Skye felt the spirits permeate his body, even as heat from the fire dried his buckskins. “Forget it,” he said.
“Now, what’s the trouble, mon? Are ye ill?”
“Thank you for the spirits,” Skye said, and rose. “Time for me to go.”
“No ye don’t, laddie.”
“I am a free man.”
“You’re a sick man. Ye’ll stay, and we’ll see what the morning brings.”
It didn’t matter. Right now, in the warm dark of Beckwourth’s lodge, Victoria was probably coupling with her new mate. The images filtered through his mind. She would enjoy herself with Antelope. Maybe more than she had enjoyed herself with her husband of four years. She had abandoned him, just like that. He was like most people, struggling to make some small sweet life out of nothing, but surrendering what little they possessed piece by piece by piece.
He began to doze, the spirits working in him. He was conscious of someone pulling a robe over him, of his hosts boiling some buffalo tongue in a pot suspended over the fire. The heady smells of cookery filled his nostrils.
But it didn’t matter. Nothing did, or ever would.
twenty—two
Skye did not know where he was. Dim light filtered into a log room. A banked fire exuded a residual heat from under the ash. Then he remembered and wished he hadn’t awakened. Someone stirred out in the trading room. He threw off the robes and stood. His hosts were not in sight.
Stiffly—he felt ill—he drew a robe about himself and walked into the better-lit room, where Tullock was standing at a counter entering something in a ledger with a quill pen.
“Ye lived, did ye?” the trader asked, surveying Skye’s face.
Skye nodded, and headed into an icy dawn. He found the Frenchman out there chopping wood. There would be a fire and breakfast soon.

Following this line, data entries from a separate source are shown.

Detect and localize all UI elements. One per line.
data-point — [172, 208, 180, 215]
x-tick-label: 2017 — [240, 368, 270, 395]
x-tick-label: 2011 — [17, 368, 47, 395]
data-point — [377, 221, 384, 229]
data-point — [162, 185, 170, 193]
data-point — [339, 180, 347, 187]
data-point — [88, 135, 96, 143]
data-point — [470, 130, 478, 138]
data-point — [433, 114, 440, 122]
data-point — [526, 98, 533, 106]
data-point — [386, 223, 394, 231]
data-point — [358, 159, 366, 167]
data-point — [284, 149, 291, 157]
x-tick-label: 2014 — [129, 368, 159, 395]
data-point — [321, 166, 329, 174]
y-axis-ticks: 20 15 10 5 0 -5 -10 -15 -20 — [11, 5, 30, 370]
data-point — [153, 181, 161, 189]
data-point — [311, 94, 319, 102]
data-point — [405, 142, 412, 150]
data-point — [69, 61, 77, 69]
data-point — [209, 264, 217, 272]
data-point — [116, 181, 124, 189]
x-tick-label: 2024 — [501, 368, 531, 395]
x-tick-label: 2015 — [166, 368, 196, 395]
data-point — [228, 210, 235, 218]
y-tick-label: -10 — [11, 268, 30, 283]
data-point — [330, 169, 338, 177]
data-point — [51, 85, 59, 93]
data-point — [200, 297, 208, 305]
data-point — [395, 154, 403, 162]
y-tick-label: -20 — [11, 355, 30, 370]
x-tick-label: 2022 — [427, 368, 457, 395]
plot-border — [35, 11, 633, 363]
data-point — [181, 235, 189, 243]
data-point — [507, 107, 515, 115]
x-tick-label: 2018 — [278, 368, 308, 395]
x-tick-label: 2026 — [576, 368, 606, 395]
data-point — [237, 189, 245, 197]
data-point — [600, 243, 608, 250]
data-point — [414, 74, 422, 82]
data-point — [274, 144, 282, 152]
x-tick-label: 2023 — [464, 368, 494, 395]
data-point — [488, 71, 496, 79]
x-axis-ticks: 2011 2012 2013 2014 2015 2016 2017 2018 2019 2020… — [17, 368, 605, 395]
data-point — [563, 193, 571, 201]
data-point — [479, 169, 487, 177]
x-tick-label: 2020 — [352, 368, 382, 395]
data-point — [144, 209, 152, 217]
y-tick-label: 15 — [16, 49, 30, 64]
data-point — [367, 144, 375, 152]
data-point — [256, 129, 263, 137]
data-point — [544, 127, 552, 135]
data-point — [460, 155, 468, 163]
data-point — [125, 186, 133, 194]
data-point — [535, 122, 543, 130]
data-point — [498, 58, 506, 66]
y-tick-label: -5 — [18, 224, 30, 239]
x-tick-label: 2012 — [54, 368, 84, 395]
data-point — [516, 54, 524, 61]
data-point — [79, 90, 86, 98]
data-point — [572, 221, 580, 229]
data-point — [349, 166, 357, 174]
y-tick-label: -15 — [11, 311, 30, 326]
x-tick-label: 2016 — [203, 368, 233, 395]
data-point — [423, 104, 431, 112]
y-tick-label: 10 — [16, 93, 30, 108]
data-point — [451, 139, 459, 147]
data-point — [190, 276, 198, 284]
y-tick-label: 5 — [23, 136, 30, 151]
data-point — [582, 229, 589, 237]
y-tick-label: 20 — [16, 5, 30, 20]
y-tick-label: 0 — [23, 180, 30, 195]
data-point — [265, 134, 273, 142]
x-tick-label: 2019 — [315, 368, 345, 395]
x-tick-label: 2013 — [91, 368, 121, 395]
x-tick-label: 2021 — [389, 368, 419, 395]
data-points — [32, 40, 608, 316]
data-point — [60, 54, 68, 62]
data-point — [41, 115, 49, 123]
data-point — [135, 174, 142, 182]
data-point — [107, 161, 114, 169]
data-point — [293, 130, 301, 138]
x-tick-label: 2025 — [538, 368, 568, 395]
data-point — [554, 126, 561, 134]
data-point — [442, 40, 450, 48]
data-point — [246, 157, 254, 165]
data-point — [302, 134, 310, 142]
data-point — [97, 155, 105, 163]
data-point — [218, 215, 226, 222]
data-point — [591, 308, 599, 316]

Later, he poked at a slab of buffalo for breakfast. He wasn’t hungry. The traders eyed him curiously but didn’t probe.
“I’ll be going now, mates. Thank you for quartering me.”
/> “Nay, mon, ye’ll be staying a while. A fever eats ye, and it’s not a fit day.”
“I’m going.”
“And where, may I ask?”
Skye shrugged. He would go until he froze to death, and that was all he envisioned or wanted. He rolled up the robes, collected his kit, and headed for the rude door.
“If a mon’s bound and determined to die, not much can save his mortal soul,” Tullock said. “But if a lad’s a wee bit uncertain, he ought to stay put. Buffalo meat we have aplenty.”
They were curious about him, but it didn’t matter. Skye continued his preparations.
“Where are my horses?” he asked.
“Enjoying some cottonwood bark for breakfast. If I let ye at them, I’d be an accessory to murder, seeing as how you’re bent on destroying yourself.”
Skye set down his kit.
“That’s better. Now have some meat and get close to the fire. I have a wee bit of good tea, and we’ll brew it up and get it down ye.”
Skye sipped tea—it tasted just fine—and slipped back into his buffalo robes. They left him alone that day. No one came to trade, and the traders whiled away their time chopping wood, playing monte, and observing the unchanging dull weather. Skye’s body mended a little, but the pain of having to live deepened and cut like a knife wound. In a way, the pain was good. It prodded Skye, harried him, forced him to contemplate Victoria and come to grips with events. But it didn’t change anything.
That afternoon he rose, washed his face, brushed his leathers, and ran a bone comb through his unruly hair, while his hosts watched silently.
“I’m better now, mates,” he announced.
“Well, Skye, tell us your plans.”
Up to that moment, Skye had none, but suddenly he did. “I’m heading east,” he said.
“East? The States? Not without grass for your horses and a wee bit of sun on your back.”